The United States, for all of its murderous, abhorrent history, is a secular republic, with no state religion, no religious test for office, founded with a constitutional freedom from religion for its citizens. Yet during its more recent past, moral panics and religious hysteria have promoted the anti-secular Middle Eastern cult known as Christianity to contend with the humanist, secular values of its founding document.

This internal civil war can only be rectified with the mass deportation of Middle Eastern monotheist cultists- primarily Christians, but also adherents of Judaism, Islam, Russian Orthodox, Zoroastrianism, and even the home-grown variant, Mormonism, whose primary orientation and allegiance is to the Middle Eastern regions of Palestine  or Saudi Arabia where their alleged Holy Land resides.

This should prove beneficial to the psychological lives of these monotheists. They are perpetually in existential crisis because they live in a secular republic, where children cannot be indoctrinated with the Middle Eastern religions in schools, where libraries carry explicitly anti-theistic books, where the public sphere is held to be ruled by reason and scientific evidence. Their “holy books” are tied to the ancient dogmas of the Stone Age, pre-Enlightenment tribes of the Middle Eastern region, where their alleged deities and contemporary interests lie.

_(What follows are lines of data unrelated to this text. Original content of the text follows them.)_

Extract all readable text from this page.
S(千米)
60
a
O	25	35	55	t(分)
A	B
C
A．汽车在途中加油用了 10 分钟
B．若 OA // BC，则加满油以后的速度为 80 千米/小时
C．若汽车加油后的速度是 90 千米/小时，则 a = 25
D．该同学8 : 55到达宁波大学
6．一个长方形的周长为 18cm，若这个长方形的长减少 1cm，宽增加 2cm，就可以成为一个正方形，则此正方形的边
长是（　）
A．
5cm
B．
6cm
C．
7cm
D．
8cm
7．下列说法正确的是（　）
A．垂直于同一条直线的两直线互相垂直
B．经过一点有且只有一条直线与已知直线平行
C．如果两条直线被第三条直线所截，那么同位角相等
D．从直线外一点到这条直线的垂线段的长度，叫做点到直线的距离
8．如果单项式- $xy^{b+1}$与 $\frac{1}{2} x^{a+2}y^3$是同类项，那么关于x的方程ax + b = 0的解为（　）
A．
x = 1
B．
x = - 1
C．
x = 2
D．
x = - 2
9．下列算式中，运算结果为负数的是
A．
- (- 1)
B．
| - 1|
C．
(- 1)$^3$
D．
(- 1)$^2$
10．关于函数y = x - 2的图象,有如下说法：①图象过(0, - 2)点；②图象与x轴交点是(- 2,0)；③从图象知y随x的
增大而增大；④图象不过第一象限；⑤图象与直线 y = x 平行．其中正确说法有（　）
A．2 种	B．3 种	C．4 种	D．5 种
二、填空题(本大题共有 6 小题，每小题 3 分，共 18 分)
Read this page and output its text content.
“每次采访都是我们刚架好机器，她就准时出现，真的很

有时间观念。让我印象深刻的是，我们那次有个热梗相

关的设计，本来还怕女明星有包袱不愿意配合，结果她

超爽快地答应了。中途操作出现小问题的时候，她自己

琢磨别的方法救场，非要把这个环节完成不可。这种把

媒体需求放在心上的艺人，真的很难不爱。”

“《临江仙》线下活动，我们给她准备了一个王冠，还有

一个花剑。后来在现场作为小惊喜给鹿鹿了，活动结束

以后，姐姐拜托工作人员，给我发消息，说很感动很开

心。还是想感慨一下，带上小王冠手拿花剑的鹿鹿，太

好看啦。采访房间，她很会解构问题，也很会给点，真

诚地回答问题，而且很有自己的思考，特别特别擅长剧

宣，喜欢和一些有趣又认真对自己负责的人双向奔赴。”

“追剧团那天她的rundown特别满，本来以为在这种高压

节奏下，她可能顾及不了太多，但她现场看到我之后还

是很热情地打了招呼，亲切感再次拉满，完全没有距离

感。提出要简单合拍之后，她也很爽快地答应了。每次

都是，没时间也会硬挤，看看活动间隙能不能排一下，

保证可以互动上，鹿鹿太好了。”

This ongoing dilemma of disaffiliated Middle Easternism  is also true for the secular republics of the world, the great majority of the nations of the world. From Germany to Canada to Kenya and the Maldives, indigenous secularism has been threatened by Middle Eastern “holy book” adherents, with Christianity being the leading form of religious oppression of enduring secular values in its state-by-state and global socio-political power.  Monotheists have fundamental rights to the practice of their religions, in their chosen land (mostly desert regions of the Middle East), the only location of their  historical and contemporary focus, devotion, veneration, and  political allegiance.